1. Dos articulados No processo civil só a matéria de facto é que tem de ser articulada, mas em contencioso administrativo há um dever de articulação quer da matéria de facto que da matéria de direito, sendo esta a primeira exigência da petição inicial. Contudo, em processo civil, em princípio, embora a lei não o exija, a matéria de direito também é articulada.
Em processo civil impõe-se a articulação dos factos devido ao ónus da impugnação especificada, ou seja, o réu, na contestação, tem de se pronunciar sobre todos os factos alegados pelo autor pelo que ou os impugna especificadamente ou tratando-se de factos que o réu tem a obrigação de conhecer, e não os impugnando, estes têm-se como provados. Contudo, este ónus só é exigível se houver por parte do autor um mínimo de colaboração processual e estando os factos sobre a forma articulada, a fim de se tornar a “vida mais fácil” ao réu e ao tribunal. Em relação à matéria de direito não há, em processo civil, ónus de impugnação.
Os requisitos da petição inicial encontram-se consagrados no art. 78o e ss. CPTA, sendo de salientar que a portaria a que o no5 do artigo se refere nunca foi aprovada.
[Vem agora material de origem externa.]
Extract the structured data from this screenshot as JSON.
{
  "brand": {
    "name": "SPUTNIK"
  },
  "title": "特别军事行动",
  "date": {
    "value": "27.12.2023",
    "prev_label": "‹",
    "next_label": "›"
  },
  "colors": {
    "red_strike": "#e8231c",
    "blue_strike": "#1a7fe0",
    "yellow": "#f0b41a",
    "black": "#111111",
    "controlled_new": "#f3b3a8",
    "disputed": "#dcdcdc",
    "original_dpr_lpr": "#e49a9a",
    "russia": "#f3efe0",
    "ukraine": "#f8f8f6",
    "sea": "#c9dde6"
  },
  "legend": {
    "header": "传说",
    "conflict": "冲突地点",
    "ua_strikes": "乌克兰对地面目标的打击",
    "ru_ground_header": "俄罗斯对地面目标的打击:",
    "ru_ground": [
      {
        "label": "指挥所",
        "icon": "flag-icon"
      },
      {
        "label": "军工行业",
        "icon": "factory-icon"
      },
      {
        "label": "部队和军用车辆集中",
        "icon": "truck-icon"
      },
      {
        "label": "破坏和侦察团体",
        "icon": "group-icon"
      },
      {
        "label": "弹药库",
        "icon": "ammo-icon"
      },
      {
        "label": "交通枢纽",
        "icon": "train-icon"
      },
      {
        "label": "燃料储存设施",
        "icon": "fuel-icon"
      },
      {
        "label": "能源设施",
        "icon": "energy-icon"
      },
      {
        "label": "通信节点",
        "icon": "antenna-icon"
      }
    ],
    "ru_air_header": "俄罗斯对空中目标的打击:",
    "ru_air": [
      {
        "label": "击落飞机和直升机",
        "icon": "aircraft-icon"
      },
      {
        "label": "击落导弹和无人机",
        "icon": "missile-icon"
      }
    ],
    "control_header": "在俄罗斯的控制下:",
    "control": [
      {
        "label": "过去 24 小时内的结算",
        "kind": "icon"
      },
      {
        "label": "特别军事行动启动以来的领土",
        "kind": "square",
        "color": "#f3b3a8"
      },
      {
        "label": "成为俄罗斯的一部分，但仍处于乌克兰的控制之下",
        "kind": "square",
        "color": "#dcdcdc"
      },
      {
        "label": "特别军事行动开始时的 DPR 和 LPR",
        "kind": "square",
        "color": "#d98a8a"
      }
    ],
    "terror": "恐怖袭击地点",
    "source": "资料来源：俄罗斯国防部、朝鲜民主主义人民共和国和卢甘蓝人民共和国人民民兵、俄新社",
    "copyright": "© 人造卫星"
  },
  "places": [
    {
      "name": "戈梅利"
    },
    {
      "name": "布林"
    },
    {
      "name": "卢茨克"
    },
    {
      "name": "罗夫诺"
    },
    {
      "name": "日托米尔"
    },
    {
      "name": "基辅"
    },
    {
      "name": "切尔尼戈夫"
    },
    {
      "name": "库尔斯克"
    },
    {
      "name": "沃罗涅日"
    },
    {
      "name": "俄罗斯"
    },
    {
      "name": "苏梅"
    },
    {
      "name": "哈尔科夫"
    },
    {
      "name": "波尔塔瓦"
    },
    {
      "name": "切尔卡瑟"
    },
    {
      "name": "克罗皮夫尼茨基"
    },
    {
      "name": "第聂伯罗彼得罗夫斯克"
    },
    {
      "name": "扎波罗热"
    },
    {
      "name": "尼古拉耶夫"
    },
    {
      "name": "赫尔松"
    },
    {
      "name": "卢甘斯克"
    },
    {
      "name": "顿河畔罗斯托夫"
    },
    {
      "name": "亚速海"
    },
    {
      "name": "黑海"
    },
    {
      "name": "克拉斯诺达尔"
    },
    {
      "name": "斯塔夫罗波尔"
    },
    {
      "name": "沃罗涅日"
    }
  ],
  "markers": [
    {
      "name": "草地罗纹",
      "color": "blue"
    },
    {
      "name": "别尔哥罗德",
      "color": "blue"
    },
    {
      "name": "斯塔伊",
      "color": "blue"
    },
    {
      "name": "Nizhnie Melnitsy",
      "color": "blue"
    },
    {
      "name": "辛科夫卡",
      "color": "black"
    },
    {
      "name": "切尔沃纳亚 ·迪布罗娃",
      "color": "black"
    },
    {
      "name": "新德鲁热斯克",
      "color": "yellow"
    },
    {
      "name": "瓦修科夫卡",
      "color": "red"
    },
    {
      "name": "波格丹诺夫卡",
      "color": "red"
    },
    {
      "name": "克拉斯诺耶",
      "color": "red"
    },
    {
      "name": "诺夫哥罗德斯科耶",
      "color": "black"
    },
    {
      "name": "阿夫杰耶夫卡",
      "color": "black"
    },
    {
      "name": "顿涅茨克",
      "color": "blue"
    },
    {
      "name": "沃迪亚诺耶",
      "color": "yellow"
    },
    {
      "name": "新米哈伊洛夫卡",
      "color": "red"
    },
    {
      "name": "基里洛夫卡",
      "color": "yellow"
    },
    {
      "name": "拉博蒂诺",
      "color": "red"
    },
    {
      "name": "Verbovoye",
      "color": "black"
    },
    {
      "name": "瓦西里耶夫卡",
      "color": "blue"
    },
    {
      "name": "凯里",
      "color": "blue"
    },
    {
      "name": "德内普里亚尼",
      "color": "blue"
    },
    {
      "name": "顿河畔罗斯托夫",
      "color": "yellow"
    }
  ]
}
Realizada a petição inicial e entregue à secretaria, a primeira coisa que esta irá fazer será verificar se se encontram reunidos os requisitos formais do art. 79o CPTA, podendo em certos casos recusar a petição inicial nos termos do art. 80o CPTA. Trata-se de casos extremos (no1 do art. 80o CPTA) em que a própria secretaria está em condições de dizer que aquele processo não pode continuar em termos formais. Quando haja recusa pela secretaria aplica-se o regime do CPC (475o e ss. CPC).
Citação: acto que trás ao processo pela primeira vez os demandados. Nos termos do art. 81o CPTA, realiza-se oficiosamente pela secretaria e não é necessário um requerimento das partes.
Nos termos do art. 25o CPTA a citação segue o regime do CPC, com uma excepção que será analisada posteriormente.
A finalidade da citação é dar conhecimento aos demandados da existência do processo para que possam exercer os seus direitos, nomeadamente a contestação.
Quem recebe a citação é o demandado e não o seu mandatário judicia, até porque como o demandado ainda não sabe que está a correr um processo contra si não existia o dever, anteriormente à citação, de constituir advogado.
A citação é feita por carta registada com aviso de recepção, sendo a data da assinatura do aviso de recepção muito importante porque é daí que se conta o prazo da contestação.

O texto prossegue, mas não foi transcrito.